Cartel drives up imported car costs
This year, South Africans became aware that they were probably paying more for imported cars than they should be paying because of a cartel in the shipping industry.
This was after the Competition Commission began to crack the whip and began an investigation.
This week, the commission said it believed the cartel activity might be greater than it initially considered.
The cartel was thought to be operating in the markets for shipping cars, equipment and machinery to and from South Africa.
The commission’s legal team voiced its concerns this week as it secured approval by the Competition Tribunal for a settlement with one of the foreign shipping companies.
It said it was reluctant to discuss the investigation further with the tribunal as it was an ongoing probe.
The legal team told the tribunal: “The commission is curious now. We are paying attention because there could be wider implications for the shipping industry. We think there were bigger companies involved in the prohibited practices.”
This week, shipping company Compañía Sudamericana de Vapores settled one instance of a prohibited practice with the commission and agreed to pay a fine of more than R8.8 million.
This involved collusion on a tender for General Motors in which cars were shipped from South Korea to South Africa in 2009.
There are two outstanding cases the commission is investigating. They involve tenders for Volkswagen and Ford.
If these two cases are not settled, they could be referred to the tribunal for prosecution
The legal team told the tribunal this week that Compañía Sudamericana de Vapores was not in possession of any information that would persuade the team to settle the two cases.
The settlement agreement before the tribunal this week states that the commission believes the cartel operated between 1999 and 2012.
The commission case against nine international shipping companies was initiated in September 2012.
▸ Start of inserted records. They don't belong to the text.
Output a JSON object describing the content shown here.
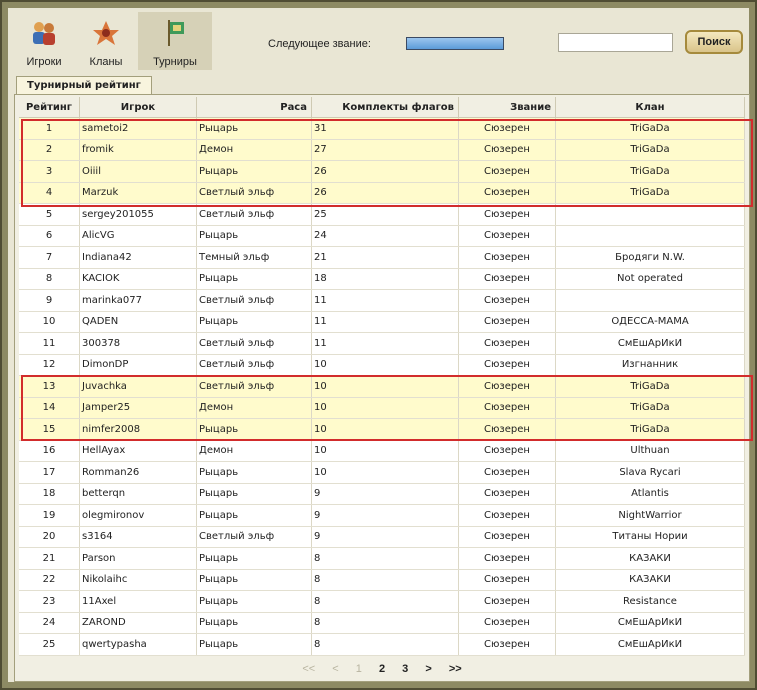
{
  "nav": [
    {
      "label": "Игроки",
      "icon": "players-icon",
      "active": false
    },
    {
      "label": "Кланы",
      "icon": "clans-icon",
      "active": false
    },
    {
      "label": "Турниры",
      "icon": "tournaments-icon",
      "active": true
    }
  ],
  "header": {
    "rank_label": "Следующее звание:",
    "rank_progress": 1.0,
    "search_placeholder": "",
    "search_button": "Поиск"
  },
  "tab": {
    "label": "Турнирный рейтинг"
  },
  "table": {
    "headers": [
      "Рейтинг",
      "Игрок",
      "Раса",
      "Комплекты флагов",
      "Звание",
      "Клан"
    ],
    "rows": [
      [
        "1",
        "sametoi2",
        "Рыцарь",
        "31",
        "Сюзерен",
        "TriGaDa"
      ],
      [
        "2",
        "fromik",
        "Демон",
        "27",
        "Сюзерен",
        "TriGaDa"
      ],
      [
        "3",
        "Oiiil",
        "Рыцарь",
        "26",
        "Сюзерен",
        "TriGaDa"
      ],
      [
        "4",
        "Marzuk",
        "Светлый эльф",
        "26",
        "Сюзерен",
        "TriGaDa"
      ],
      [
        "5",
        "sergey201055",
        "Светлый эльф",
        "25",
        "Сюзерен",
        ""
      ],
      [
        "6",
        "AlicVG",
        "Рыцарь",
        "24",
        "Сюзерен",
        ""
      ],
      [
        "7",
        "Indiana42",
        "Темный эльф",
        "21",
        "Сюзерен",
        "Бродяги N.W."
      ],
      [
        "8",
        "KACIOK",
        "Рыцарь",
        "18",
        "Сюзерен",
        "Not operated"
      ],
      [
        "9",
        "marinka077",
        "Светлый эльф",
        "11",
        "Сюзерен",
        ""
      ],
      [
        "10",
        "QADEN",
        "Рыцарь",
        "11",
        "Сюзерен",
        "ОДЕССА-МАМА"
      ],
      [
        "11",
        "300378",
        "Светлый эльф",
        "11",
        "Сюзерен",
        "СмЕшАрИкИ"
      ],
      [
        "12",
        "DimonDP",
        "Светлый эльф",
        "10",
        "Сюзерен",
        "Изгнанник"
      ],
      [
        "13",
        "Juvachka",
        "Светлый эльф",
        "10",
        "Сюзерен",
        "TriGaDa"
      ],
      [
        "14",
        "Jamper25",
        "Демон",
        "10",
        "Сюзерен",
        "TriGaDa"
      ],
      [
        "15",
        "nimfer2008",
        "Рыцарь",
        "10",
        "Сюзерен",
        "TriGaDa"
      ],
      [
        "16",
        "HellAyax",
        "Демон",
        "10",
        "Сюзерен",
        "Ulthuan"
      ],
      [
        "17",
        "Romman26",
        "Рыцарь",
        "10",
        "Сюзерен",
        "Slava Rycari"
      ],
      [
        "18",
        "betterqn",
        "Рыцарь",
        "9",
        "Сюзерен",
        "Atlantis"
      ],
      [
        "19",
        "olegmironov",
        "Рыцарь",
        "9",
        "Сюзерен",
        "NightWarrior"
      ],
      [
        "20",
        "s3164",
        "Светлый эльф",
        "9",
        "Сюзерен",
        "Титаны Нории"
      ],
      [
        "21",
        "Parson",
        "Рыцарь",
        "8",
        "Сюзерен",
        "КАЗАКИ"
      ],
      [
        "22",
        "Nikolaihc",
        "Рыцарь",
        "8",
        "Сюзерен",
        "КАЗАКИ"
      ],
      [
        "23",
        "11Axel",
        "Рыцарь",
        "8",
        "Сюзерен",
        "Resistance"
      ],
      [
        "24",
        "ZAROND",
        "Рыцарь",
        "8",
        "Сюзерен",
        "СмЕшАрИкИ"
      ],
      [
        "25",
        "qwertypasha",
        "Рыцарь",
        "8",
        "Сюзерен",
        "СмЕшАрИкИ"
      ]
    ],
    "highlighted_rows": [
      1,
      2,
      3,
      4,
      13,
      14,
      15
    ]
  },
  "pager": {
    "first": "<<",
    "prev": "<",
    "pages": [
      "1",
      "2",
      "3"
    ],
    "current": "1",
    "next": ">",
    "last": ">>"
  },
  "colors": {
    "highlight": "#fffbcc",
    "group_border": "#d22c2c",
    "rank_bar": "#5c9bd8"
  }
}
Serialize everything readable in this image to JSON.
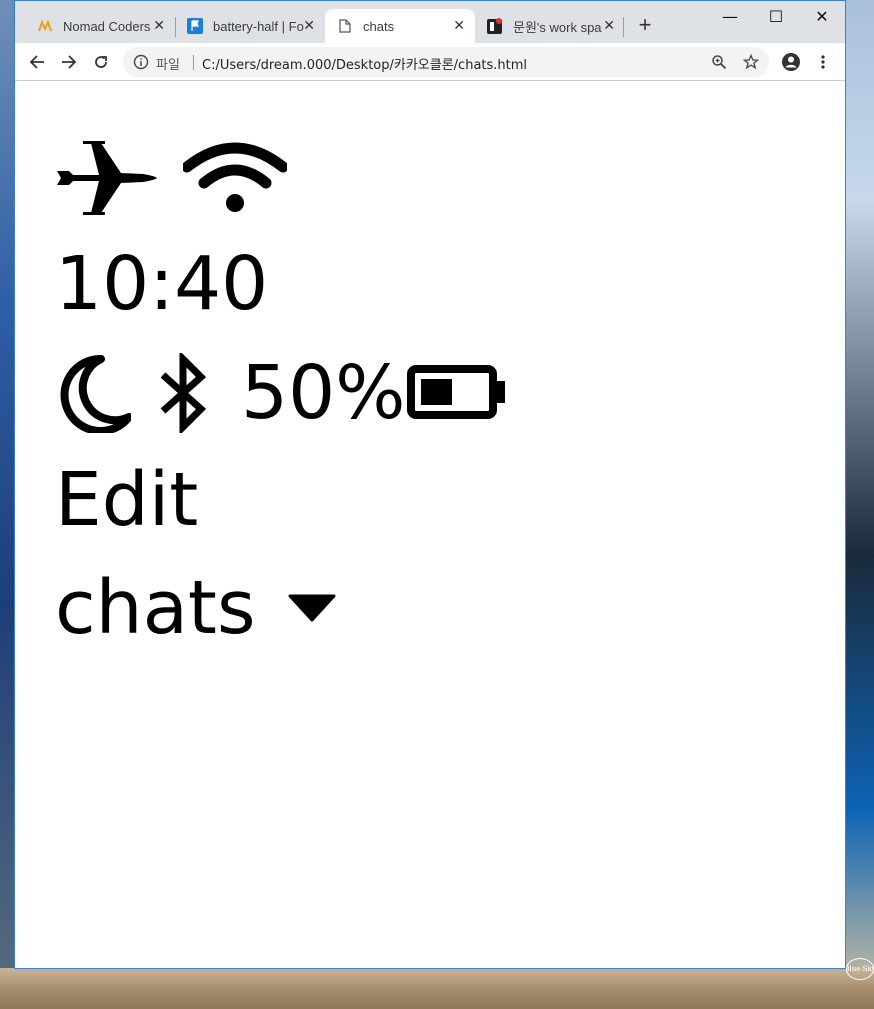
{
  "browser": {
    "tabs": [
      {
        "title": "Nomad Coders",
        "icon": "nomad-logo-icon",
        "active": false
      },
      {
        "title": "battery-half | Fo",
        "icon": "flag-icon",
        "active": false
      },
      {
        "title": "chats",
        "icon": "document-icon",
        "active": true
      },
      {
        "title": "문원's work spa",
        "icon": "notion-icon",
        "active": false
      }
    ],
    "new_tab_label": "+",
    "window_controls": {
      "minimize": "—",
      "maximize": "☐",
      "close": "✕"
    },
    "address_bar": {
      "scheme_label": "파일",
      "url": "C:/Users/dream.000/Desktop/카카오클론/chats.html"
    }
  },
  "page": {
    "status_bar_top": {
      "icons": [
        "airplane-icon",
        "wifi-icon"
      ]
    },
    "time": "10:40",
    "status_bar_bottom": {
      "icons": [
        "moon-icon",
        "bluetooth-icon",
        "battery-half-icon"
      ],
      "battery_percent": "50%",
      "battery_level": 0.5
    },
    "edit_label": "Edit",
    "chats_label": "chats",
    "chats_dropdown_icon": "caret-down-icon"
  },
  "desktop": {
    "watermark_text": "Blue Sky"
  }
}
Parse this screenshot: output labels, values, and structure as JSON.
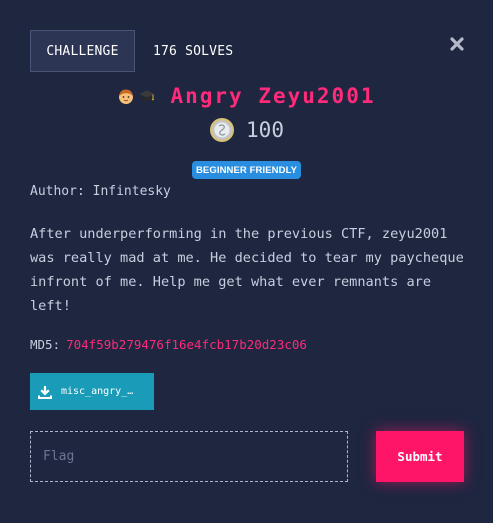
{
  "header": {
    "tab_label": "CHALLENGE",
    "solves_text": "176 SOLVES"
  },
  "challenge": {
    "title": "Angry Zeyu2001",
    "title_emojis": [
      "boy-icon",
      "graduation-cap-icon"
    ],
    "points": "100",
    "badge": "BEGINNER FRIENDLY",
    "author": "Author: Infintesky",
    "description": "After underperforming in the previous CTF, zeyu2001 was really mad at me. He decided to tear my paycheque infront of me. Help me get what ever remnants are left!",
    "md5_label": "MD5:",
    "md5_value": "704f59b279476f16e4fcb17b20d23c06",
    "file_label": "misc_angry_…"
  },
  "form": {
    "flag_placeholder": "Flag",
    "submit_label": "Submit"
  },
  "colors": {
    "background": "#1e2640",
    "accent_pink": "#ff1567",
    "badge_blue": "#2a8ee0",
    "download_teal": "#1a9cb8"
  }
}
The nine companies include Japanese firms Mitsui OSK Lines, Nippon Yusen Kabushiki Kaisha and Kawasaki Kisen Kaisha; Chilean concern Compañía Sudamericana de Vapores; Norwegian companies Höegh Autoliners and Wallenius Wilhelmsen Logistics; and South Korean-based Eukor Car Carriers. They are being investigated for price fixing, market division and collusive tendering for the transportation of vehicles, equipment and machinery by sea to and from South Africa. Tenders that the commission alleges were colluded upon were for customers Toyota Motor Corporation, Toyota SA Motors, Volkswagen, Volkswagen SA, Nissan Motor Corporation, Daihatsu Motor, Honda Motor Company, BMW SA, Auto Alliance, Volvo Construction Equipment, Ford Motor Company of Southern Africa, General Motors and the Mitsubishi Motor Corporation.
In August this year the Competition Tribunal heard two settlement agreements involving Wallenius Wilhelmsen Logistics and Nippon Yusen Kabushiki Kaisha.
Wallenius Wilhelmsen Logistics admitted to 11 instances of engaging in prohibited practices and agreed to pay a fine of R95.69 million.
Nippon Yusen Kabushiki Kaisha admitted to 14 instances of engaging in prohibited practices and agreed to pay a fine of R103.97 million.